Was hat das alles mit Pankow zu tun? Ganz einfach: In diesem als gut bürgerlich geltenden Bezirk befindet sich der Sportkomplex Rennbahnstraße. Hier trainieren die Neonazis des Dritten Weges. Dies tun sie nicht etwa klammheimlich, sondern mit dem Wissen und der Billigung der Verantwortlichen – und das seit den späten Neunzigern, als Sportverein TSC Preußen 97. Zwar hat der Bezirk dieses Jahr beschlossen, die Neonazis aus dem Sportkomplex zu vertreiben, viel passiert ist bisher jedoch nicht – zu groß ist die Angst vor Klagen und Schadensersatzforderungen.

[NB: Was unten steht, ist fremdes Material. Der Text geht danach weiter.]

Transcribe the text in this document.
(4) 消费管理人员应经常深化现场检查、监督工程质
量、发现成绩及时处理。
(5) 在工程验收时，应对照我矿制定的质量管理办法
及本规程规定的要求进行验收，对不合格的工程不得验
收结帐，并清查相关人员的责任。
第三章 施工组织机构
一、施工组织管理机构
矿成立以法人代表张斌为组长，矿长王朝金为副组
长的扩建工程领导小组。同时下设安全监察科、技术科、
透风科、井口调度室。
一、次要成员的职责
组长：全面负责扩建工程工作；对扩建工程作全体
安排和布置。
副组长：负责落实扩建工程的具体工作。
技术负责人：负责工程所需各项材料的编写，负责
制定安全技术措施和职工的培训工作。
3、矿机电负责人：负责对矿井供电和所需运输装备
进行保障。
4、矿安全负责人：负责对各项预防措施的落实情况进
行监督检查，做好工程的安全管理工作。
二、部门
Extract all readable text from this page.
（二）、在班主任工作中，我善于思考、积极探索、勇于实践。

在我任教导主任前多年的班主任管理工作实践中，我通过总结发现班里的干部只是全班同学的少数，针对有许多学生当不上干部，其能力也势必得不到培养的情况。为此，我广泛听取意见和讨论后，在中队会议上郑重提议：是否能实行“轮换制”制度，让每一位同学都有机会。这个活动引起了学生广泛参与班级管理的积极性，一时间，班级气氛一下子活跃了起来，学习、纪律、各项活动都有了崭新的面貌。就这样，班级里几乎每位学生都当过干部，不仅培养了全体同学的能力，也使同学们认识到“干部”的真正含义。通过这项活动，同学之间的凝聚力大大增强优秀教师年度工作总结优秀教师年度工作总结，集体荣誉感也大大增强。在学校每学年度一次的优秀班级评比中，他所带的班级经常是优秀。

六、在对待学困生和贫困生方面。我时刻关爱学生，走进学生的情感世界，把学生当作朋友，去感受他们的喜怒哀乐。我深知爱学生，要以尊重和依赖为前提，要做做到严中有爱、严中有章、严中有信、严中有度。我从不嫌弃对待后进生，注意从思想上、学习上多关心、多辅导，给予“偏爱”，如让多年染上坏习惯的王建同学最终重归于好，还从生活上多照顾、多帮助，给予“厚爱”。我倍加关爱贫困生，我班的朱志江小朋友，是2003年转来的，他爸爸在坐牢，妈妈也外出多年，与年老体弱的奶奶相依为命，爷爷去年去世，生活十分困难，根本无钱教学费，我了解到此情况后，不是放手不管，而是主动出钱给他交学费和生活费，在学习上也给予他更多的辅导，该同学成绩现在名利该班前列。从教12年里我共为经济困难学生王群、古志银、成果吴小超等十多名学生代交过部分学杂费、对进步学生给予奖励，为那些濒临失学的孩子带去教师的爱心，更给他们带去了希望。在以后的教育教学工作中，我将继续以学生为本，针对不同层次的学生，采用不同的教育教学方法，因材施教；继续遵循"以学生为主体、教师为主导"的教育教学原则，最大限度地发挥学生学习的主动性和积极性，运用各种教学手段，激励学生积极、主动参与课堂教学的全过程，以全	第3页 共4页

Auch der rassistische Angriff auf Dilan und der transphobe Angriff im März fand in Pankow statt.
Wir haben die Schnauze voll von Neonazi-Gewalt, von Bedrohungen und Beschimpfungen, von Kampfsporttrainings und Angriffen am helllichten Tag! Wir wollen keine Neonazis in Pankow und auch sonst nirgends – und wir können uns gegen diese Zustände nur gemeinsam wehren. Deshalb gehen wir am 23. November auf die Straße, zur “Fight Back” Demonstration durch Pankow. Schnappt euch eure Demobuddies, lasst eure Handys, Hunde, Partei- und Nationalfahnen zuhause und kommt am 23. November um 16 Uhr zum S-Bahnhof Prenzlauer Allee, um klar zu machen: In Pankow gibt es keine Homezone für Neonazis, und auch nirgendwo sonst!